A catalog documenting both the show and MAT’s research at the cutting edge of art and technology will be available at the opening.

As a pre-opening event on Thursday evening, “Open Sources” is proud to present a lecture by Edward Zajec, Professor Emeritus of Computer Art, Syracuse University New York, titled “Spectral Modulator – The Problem of Articulating Duration with Light”.

Website:  show.mat.ucsb.edu


5/28

Jane Mulfinger

 

I like humans

and other stories.

Artist and UCSB Professor Jane Mulfinger will be talking about her work in terms of experimentation and site-specificity, capturing the overlooked extraordinary, and the nature of being human.


6/4

April Street and Julie Joyce

April Street

installation view, Nothing Lasts Forever

acrylic on hosiery, steel, and wood

12’x7′ each

Five Car Garage, Santa Monica CA

April Street is from Virginia and lives and works in Los Angeles, CA. She studied traditional bronze casting in central Italy and painting at The School of the Art Institute of Chicago.
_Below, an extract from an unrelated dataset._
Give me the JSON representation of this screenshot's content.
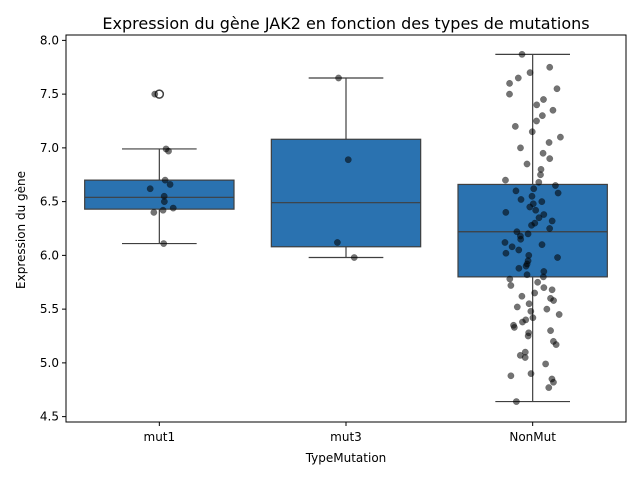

Recent solo exhibitions include Carter & Citizen, Los Angeles, CA; Rosamund Felsen Gallery, Santa Monica, CA; Five Car Garage, Santa Monica, CA; and the recent acquisitions exhibition at The Santa Barbara Museum, Santa Barbara CA. She received an NEA Project Grant for her video collaboration, “Imaging Appalachia.” Press includes reviews and articles in Art Forum, Art in America, the San Francisco Arts Quarterly, Huffington Post, LA Weekly, and The Los Angeles Times. She has an upcoming solo show with Various Small Fires; Los Angeles CA in the fall in September 2015.

Street’s paintings on hosiery are artifacts of a private performative act in which the artist wraps herself in hosiery material to enact a series of precise body positions into wet paintings. Through April Street’s continuous repurposing of her painting’s material parts, she rebuilds them in a frankensteinian manner, opening up their surfaces to express not only the inner workings of the paintings history, but also to reactivate the severed limbs of a body of work to reveal the relationship that her performative paintings have with photography. The work ignites a conversation with eccentric abstraction, feminist performance art from the 60′s and 70′s, Post-Minimalism and Art Informel.